When native beats middleware (and when it does not)

Native Apex integration is the right call when there is one or two integrations, the volumes fit comfortably in platform limits, and the team maintaining it lives in Salesforce. An iPaaS earns its license when integrations multiply across many systems, or transformation logic becomes a product of its own. The mistake is defaulting to the platform purchase before counting the integrations. One connection rarely justifies it; this one certainly did not.

What the client got

Double entry ended. Admissions saw clinical status without leaving Salesforce; clinicians saw referrals without leaving the EMR. The fifteen-minute cadence proved more than fresh enough for operations, and the absence of middleware meant the absence of a middleware bill, every month, forever.

Common questions

Do I need MuleSoft or an iPaaS to integrate Salesforce with an EMR?

Not necessarily. For a single high-value integration, a native Apex pattern (scheduled delta pulls, staging objects, external-ID upserts) delivers bidirectional sync with no middleware license, no extra vendor, and no new infrastructure to operate.

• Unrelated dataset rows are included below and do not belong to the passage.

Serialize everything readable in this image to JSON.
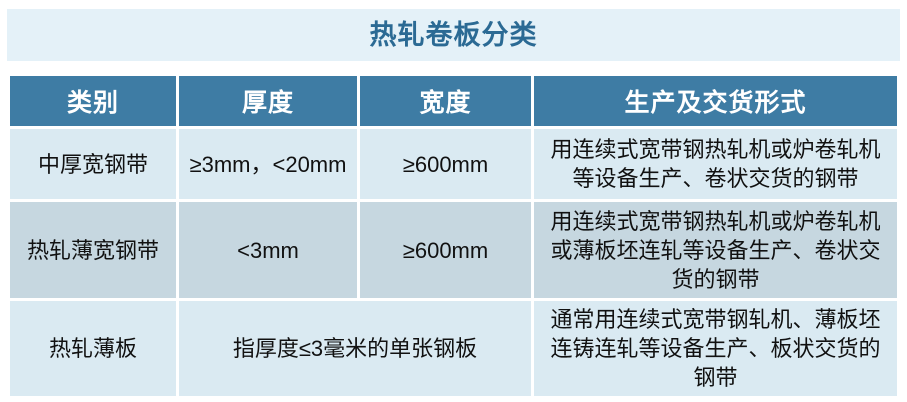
{
  "title": "热轧卷板分类",
  "table": {
    "headers": [
      "类别",
      "厚度",
      "宽度",
      "生产及交货形式"
    ],
    "rows": [
      {
        "category": "中厚宽钢带",
        "thickness": "≥3mm，<20mm",
        "width": "≥600mm",
        "delivery": "用连续式宽带钢热轧机或炉卷轧机等设备生产、卷状交货的钢带"
      },
      {
        "category": "热轧薄宽钢带",
        "thickness": "<3mm",
        "width": "≥600mm",
        "delivery": "用连续式宽带钢热轧机或炉卷轧机或薄板坯连轧等设备生产、卷状交货的钢带"
      },
      {
        "category": "热轧薄板",
        "thickness_width": "指厚度≤3毫米的单张钢板",
        "delivery": "通常用连续式宽带钢轧机、薄板坯连铸连轧等设备生产、板状交货的钢带"
      }
    ]
  },
  "colors": {
    "title_bg": "#e4f1f8",
    "title_text": "#2b6a94",
    "header_bg": "#3e7ca4",
    "header_text": "#ffffff",
    "row_light": "#daeaf2",
    "row_dark": "#c6d7e0",
    "body_text": "#111111",
    "page_bg": "#ffffff"
  }
}
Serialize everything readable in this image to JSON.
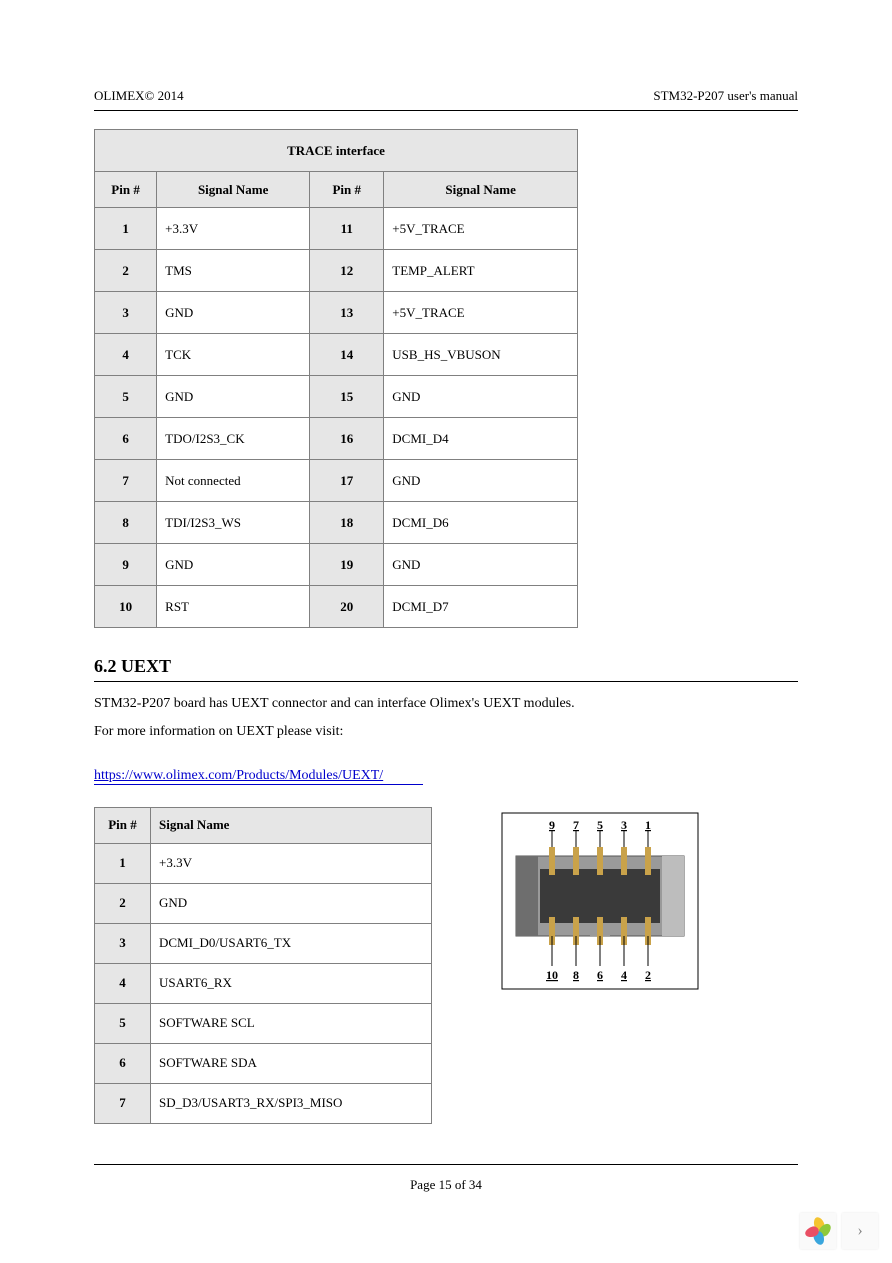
{
  "header": {
    "left": "OLIMEX© 2014",
    "right": "STM32-P207 user's manual"
  },
  "trace_table": {
    "title": "TRACE interface",
    "headers": [
      "Pin #",
      "Signal Name",
      "Pin #",
      "Signal Name"
    ],
    "rows": [
      {
        "p1": "1",
        "s1": "+3.3V",
        "p2": "11",
        "s2": "+5V_TRACE"
      },
      {
        "p1": "2",
        "s1": "TMS",
        "p2": "12",
        "s2": "TEMP_ALERT"
      },
      {
        "p1": "3",
        "s1": "GND",
        "p2": "13",
        "s2": "+5V_TRACE"
      },
      {
        "p1": "4",
        "s1": "TCK",
        "p2": "14",
        "s2": "USB_HS_VBUSON"
      },
      {
        "p1": "5",
        "s1": "GND",
        "p2": "15",
        "s2": "GND"
      },
      {
        "p1": "6",
        "s1": "TDO/I2S3_CK",
        "p2": "16",
        "s2": "DCMI_D4"
      },
      {
        "p1": "7",
        "s1": "Not connected",
        "p2": "17",
        "s2": "GND"
      },
      {
        "p1": "8",
        "s1": "TDI/I2S3_WS",
        "p2": "18",
        "s2": "DCMI_D6"
      },
      {
        "p1": "9",
        "s1": "GND",
        "p2": "19",
        "s2": "GND"
      },
      {
        "p1": "10",
        "s1": "RST",
        "p2": "20",
        "s2": "DCMI_D7"
      }
    ]
  },
  "section": {
    "title": "6.2 UEXT",
    "para1": "STM32-P207 board has UEXT connector and can interface Olimex's UEXT modules.",
    "para2": "For more information on UEXT please visit:",
    "link_text": "https://www.olimex.com/Products/Modules/UEXT/"
  },
  "uext_table": {
    "headers": [
      "Pin #",
      "Signal Name"
    ],
    "rows": [
      {
        "p": "1",
        "s": "+3.3V"
      },
      {
        "p": "2",
        "s": "GND"
      },
      {
        "p": "3",
        "s": "DCMI_D0/USART6_TX"
      },
      {
        "p": "4",
        "s": "USART6_RX"
      },
      {
        "p": "5",
        "s": "SOFTWARE SCL"
      },
      {
        "p": "6",
        "s": "SOFTWARE SDA"
      },
      {
        "p": "7",
        "s": "SD_D3/USART3_RX/SPI3_MISO"
      }
    ]
  },
  "connector": {
    "top_labels": [
      "9",
      "7",
      "5",
      "3",
      "1"
    ],
    "bottom_labels": [
      "10",
      "8",
      "6",
      "4",
      "2"
    ],
    "body_color": "#9a9a9a",
    "body_dark": "#6e6e6e",
    "slot_color": "#3a3a3a",
    "pin_color": "#c9a24a",
    "border_color": "#000000",
    "label_fontsize": 12
  },
  "footer": {
    "text": "Page 15 of 34"
  },
  "colors": {
    "link": "#0000cc",
    "table_header_bg": "#e6e6e6",
    "table_border": "#808080",
    "text": "#000000",
    "background": "#ffffff"
  },
  "logo": {
    "petal_colors": [
      "#f4c430",
      "#8fc93a",
      "#3aa6dd",
      "#e94f64"
    ]
  }
}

How do you handle conflicts when the same record changes in both systems?

Declare a source of truth per field, in configuration. In clinical integrations the EMR typically wins for clinical data and the CRM wins for relationship data. Encoding that per-field policy in custom metadata makes conflict resolution auditable and changeable without code.

What is a staging object pattern in Salesforce integration?

Inbound payloads land first in dedicated staging records, exactly as received. A second step links and upserts them into real objects via external IDs. Failures are visible and replayable, and bad data never half-updates a production record.